Егор прикинул в уме, что в рублях это составит двухмесячный доход его семьи, включая пособие на ребенка.
— А комнату?
Ответа не последовало.
— Один? — нацелился на Егора лиловый нос. — А-а, с ребенком… Нет, с ребенком и не суйся. Не сдам.
— Прописка питерская? — вполголоса, но строго осведомилась у Егора пожилая сухощавая женщина с зажатой под мышкой сумочкой, локотком подталкивая его к выходу.
Егор проследовал за ней на улицу, где они остановились в тени под аркой.
— А то я могу и прописку устроить, — дама искушающе зыркнула из-под зеленого берета.
— Спасибо, не надо.
— Хорошо. Квартира? Комната? — резко перешла к делу собеседница.
— Комнату бы. Но видите ли… Смотря сколько это будет стоить.

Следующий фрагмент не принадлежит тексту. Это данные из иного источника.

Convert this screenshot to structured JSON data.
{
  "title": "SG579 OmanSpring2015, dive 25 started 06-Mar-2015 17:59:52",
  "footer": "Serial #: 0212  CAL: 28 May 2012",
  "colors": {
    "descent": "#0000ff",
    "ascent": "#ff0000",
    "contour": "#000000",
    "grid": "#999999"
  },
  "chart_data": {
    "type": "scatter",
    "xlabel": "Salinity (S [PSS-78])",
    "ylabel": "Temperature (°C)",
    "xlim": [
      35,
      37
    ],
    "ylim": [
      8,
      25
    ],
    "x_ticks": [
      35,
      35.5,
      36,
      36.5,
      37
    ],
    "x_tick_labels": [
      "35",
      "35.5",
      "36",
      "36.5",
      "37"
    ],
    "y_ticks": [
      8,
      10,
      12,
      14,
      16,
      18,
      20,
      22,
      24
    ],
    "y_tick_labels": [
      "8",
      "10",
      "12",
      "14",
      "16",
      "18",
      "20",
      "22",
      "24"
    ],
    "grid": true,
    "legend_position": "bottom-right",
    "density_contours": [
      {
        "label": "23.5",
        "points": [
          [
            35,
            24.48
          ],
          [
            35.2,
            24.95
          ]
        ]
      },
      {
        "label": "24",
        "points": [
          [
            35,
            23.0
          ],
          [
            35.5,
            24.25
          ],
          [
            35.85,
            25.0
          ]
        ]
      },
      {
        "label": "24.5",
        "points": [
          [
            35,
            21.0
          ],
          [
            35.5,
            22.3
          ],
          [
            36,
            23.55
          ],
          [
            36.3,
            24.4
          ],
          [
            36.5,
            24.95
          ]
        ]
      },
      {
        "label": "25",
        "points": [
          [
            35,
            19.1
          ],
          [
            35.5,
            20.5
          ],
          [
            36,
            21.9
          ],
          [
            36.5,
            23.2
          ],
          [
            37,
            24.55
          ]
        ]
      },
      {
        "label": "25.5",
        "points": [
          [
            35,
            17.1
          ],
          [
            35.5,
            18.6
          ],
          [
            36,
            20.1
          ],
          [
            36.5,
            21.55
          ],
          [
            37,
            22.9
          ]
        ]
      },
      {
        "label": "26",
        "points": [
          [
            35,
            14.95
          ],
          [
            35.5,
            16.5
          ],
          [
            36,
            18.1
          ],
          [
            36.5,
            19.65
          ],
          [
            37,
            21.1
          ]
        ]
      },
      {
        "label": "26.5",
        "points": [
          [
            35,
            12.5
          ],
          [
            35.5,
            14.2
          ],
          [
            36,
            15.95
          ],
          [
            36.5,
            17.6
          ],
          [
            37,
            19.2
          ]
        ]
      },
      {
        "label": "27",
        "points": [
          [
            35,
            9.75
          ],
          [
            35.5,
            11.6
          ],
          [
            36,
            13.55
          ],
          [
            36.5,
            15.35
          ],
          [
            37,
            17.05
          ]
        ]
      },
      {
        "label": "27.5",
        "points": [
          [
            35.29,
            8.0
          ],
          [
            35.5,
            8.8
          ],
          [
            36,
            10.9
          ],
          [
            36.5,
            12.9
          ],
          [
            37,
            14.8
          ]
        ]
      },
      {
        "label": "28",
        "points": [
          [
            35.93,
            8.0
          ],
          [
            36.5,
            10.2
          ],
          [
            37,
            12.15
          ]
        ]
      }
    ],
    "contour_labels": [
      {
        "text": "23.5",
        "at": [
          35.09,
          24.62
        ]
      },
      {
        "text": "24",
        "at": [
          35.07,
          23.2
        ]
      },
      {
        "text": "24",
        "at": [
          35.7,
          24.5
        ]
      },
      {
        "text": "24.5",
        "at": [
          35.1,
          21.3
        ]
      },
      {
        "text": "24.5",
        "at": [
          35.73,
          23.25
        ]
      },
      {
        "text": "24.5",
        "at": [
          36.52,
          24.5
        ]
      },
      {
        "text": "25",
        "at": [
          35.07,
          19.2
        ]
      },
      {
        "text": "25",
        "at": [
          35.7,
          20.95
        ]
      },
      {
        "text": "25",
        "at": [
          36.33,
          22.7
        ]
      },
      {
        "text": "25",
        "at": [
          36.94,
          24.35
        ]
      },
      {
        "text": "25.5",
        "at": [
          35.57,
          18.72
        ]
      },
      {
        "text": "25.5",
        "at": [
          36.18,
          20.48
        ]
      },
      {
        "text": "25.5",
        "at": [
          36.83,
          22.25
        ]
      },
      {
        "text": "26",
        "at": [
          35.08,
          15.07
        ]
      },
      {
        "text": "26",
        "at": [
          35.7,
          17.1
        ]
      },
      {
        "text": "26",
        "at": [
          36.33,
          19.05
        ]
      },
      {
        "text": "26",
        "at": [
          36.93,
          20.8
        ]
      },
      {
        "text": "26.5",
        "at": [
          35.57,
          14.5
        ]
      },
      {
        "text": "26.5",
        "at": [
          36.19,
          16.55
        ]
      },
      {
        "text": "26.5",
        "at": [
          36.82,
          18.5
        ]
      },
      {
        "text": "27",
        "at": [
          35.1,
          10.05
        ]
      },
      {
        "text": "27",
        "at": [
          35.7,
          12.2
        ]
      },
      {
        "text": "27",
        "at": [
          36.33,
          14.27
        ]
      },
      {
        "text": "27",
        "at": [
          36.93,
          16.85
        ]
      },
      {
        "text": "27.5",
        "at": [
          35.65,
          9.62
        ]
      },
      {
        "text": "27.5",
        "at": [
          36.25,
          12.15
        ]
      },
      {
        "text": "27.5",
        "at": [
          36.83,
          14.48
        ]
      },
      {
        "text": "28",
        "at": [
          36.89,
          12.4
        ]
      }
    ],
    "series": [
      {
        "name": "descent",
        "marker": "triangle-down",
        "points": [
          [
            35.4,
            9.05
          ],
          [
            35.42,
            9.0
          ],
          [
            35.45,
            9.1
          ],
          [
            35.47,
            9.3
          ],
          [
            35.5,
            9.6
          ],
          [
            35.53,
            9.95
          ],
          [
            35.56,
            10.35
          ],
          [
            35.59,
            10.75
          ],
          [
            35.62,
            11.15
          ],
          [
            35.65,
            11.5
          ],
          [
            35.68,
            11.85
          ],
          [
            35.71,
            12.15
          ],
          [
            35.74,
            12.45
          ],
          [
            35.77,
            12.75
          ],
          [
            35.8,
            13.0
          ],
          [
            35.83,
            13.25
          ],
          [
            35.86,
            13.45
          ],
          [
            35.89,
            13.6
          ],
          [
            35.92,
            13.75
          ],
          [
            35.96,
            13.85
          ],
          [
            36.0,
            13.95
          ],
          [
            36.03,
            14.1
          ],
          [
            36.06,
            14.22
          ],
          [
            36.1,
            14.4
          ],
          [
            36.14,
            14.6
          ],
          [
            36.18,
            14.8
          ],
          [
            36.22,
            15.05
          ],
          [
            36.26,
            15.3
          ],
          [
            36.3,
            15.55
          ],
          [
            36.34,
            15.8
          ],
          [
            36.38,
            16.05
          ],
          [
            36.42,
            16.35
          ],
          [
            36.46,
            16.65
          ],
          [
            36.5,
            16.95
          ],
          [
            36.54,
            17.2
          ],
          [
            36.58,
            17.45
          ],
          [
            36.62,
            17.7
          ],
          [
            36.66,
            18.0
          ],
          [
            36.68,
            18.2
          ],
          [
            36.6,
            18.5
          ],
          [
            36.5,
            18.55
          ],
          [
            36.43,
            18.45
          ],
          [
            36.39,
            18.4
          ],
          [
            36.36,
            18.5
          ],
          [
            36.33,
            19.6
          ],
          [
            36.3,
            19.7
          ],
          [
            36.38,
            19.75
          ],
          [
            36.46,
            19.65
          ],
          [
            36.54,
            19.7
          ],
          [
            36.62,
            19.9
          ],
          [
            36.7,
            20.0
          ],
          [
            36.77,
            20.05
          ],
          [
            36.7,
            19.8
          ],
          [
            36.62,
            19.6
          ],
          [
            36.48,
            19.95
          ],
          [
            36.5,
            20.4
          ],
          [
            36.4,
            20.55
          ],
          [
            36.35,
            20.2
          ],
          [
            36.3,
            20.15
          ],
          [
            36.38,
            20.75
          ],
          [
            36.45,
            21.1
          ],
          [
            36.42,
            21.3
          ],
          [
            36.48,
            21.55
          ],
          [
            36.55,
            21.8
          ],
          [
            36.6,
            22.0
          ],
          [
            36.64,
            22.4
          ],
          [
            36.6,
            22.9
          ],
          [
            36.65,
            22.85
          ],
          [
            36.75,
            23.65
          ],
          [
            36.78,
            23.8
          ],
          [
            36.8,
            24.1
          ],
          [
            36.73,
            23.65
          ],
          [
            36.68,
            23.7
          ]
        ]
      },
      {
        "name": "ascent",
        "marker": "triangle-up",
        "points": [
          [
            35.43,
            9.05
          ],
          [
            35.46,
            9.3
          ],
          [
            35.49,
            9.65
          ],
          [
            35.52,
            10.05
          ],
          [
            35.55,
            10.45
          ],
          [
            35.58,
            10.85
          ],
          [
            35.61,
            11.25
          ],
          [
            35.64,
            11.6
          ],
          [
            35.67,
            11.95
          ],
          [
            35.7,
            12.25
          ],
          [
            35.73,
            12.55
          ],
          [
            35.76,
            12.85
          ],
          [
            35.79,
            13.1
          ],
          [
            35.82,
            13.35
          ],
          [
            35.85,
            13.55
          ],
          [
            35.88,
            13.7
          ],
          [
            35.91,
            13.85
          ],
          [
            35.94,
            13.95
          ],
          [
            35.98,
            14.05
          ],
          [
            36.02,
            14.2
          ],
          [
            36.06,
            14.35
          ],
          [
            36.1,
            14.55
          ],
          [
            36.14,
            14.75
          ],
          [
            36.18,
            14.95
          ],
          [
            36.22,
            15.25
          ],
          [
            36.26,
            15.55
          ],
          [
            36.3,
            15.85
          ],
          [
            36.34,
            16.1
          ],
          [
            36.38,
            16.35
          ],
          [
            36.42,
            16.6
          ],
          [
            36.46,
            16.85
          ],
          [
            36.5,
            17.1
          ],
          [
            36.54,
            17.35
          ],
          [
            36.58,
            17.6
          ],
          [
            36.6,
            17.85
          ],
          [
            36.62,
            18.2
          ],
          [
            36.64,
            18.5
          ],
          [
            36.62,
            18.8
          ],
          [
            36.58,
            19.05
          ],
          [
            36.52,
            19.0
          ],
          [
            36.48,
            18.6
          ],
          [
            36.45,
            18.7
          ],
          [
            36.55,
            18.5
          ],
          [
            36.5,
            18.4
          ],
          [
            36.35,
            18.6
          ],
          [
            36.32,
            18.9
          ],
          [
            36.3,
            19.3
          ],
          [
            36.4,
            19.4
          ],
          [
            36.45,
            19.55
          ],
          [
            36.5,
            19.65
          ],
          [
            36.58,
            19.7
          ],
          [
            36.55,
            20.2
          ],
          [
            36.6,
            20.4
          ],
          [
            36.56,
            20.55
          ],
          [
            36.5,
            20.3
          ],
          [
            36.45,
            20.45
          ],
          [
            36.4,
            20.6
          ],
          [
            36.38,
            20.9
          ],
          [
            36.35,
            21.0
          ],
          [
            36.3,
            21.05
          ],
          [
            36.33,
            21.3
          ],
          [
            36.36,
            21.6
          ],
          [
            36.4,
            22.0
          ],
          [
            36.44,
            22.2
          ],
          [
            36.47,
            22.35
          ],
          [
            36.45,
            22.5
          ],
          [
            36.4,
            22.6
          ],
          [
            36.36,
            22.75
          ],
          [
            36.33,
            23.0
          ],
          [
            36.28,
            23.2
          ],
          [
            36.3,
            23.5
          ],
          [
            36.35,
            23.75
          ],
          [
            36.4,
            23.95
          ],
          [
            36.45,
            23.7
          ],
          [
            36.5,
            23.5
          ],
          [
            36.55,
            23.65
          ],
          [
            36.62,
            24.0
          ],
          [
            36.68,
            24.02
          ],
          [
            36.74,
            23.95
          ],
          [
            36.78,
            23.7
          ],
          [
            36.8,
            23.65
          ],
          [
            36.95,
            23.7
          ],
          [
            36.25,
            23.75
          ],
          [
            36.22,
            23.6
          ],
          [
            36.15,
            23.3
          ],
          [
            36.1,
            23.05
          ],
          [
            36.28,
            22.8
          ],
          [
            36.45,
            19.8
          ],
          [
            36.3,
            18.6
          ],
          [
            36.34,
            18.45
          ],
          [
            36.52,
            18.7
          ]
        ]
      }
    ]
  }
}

— Хорошо, что-нибудь подберу, — обнадежила маклерша. — Будет раза в два дешевле, чем в агентствах.
Она внимательно пролистала паспорт клиента, сунула ему листочек с номером своего телефона, получила задаток (“Теперь уж я буду работать именно на вас”) и сгинула навек. Номер телефона оказался “липовым”.
Всякий раз, направляясь домой после подобных общений и встреч, Егор невольно приостанавливался у каких бы то ни было людских скоплений. Ему чудилось, будто все кругом только тем и занимаются, что обсуждают жилищные дела и вершат квартирные сделки. Особенно его притягивали к себе старушки. Казалось, каждая из них озабочена одним: кому бы сдать по дешевке лишнюю комнатенку. И ведь как для них это просто — взять да и впустить его в эту самую комнатенку — живи. А для него… для него это все!
Однажды он не утерпел и подошел к двум таким старушкам, судачащим возле угла дома:
— Простите, вы, случайно, ничего не сдаете?
— А что мы должны сдавать? — попятились те.
— Да нет, я так… — опомнился Егор и, чертыхаясь, зашагал прочь.
— Тебя самого бы сдать! В милицию! — прозвучало ему вслед.
2
Бывало, набегавшись и улавливая первые признаки апатии и душевного нерасположения ко всем собственникам отдельных квартир, Егор забредал в какой-нибудь уединенный скверик в тесноте старых домов, присаживался на облезлую садовую скамейку и сидел долго, иной раз до сумерек.
Оттесненный стенами, гул улицы напоминал здесь о себе лишь слабым шорохом, скрежет и позванивание трамваев на Садовой или Декабристов звучали мирно и сонно. И Егор без сопротивления отдавался царившему здесь покою. С каким-то ностальгическим чувством он наблюдал, как в песочнице в центре двора возится ребятня, рядом, воркуя, топчутся голуби, пошевеливается небогатая, чуть запыленная листва, а на лавочке напротив миловидная молодая мама, расстегнув на себе легкий плащик, читает книжку своей бледненькой светловолосой дочке. Если же прибавить к этому запах сирени, чудом сохранившейся в этом укромном уголке, бочку с квасом, по старинке выставившую желтый бок в просвет арки, акварельное весеннее небо, то картина получится почти идиллическая. Ее можно было бы назвать “Вечер в питерском дворе” или, заимствуя у Нестерова, “Молчание”.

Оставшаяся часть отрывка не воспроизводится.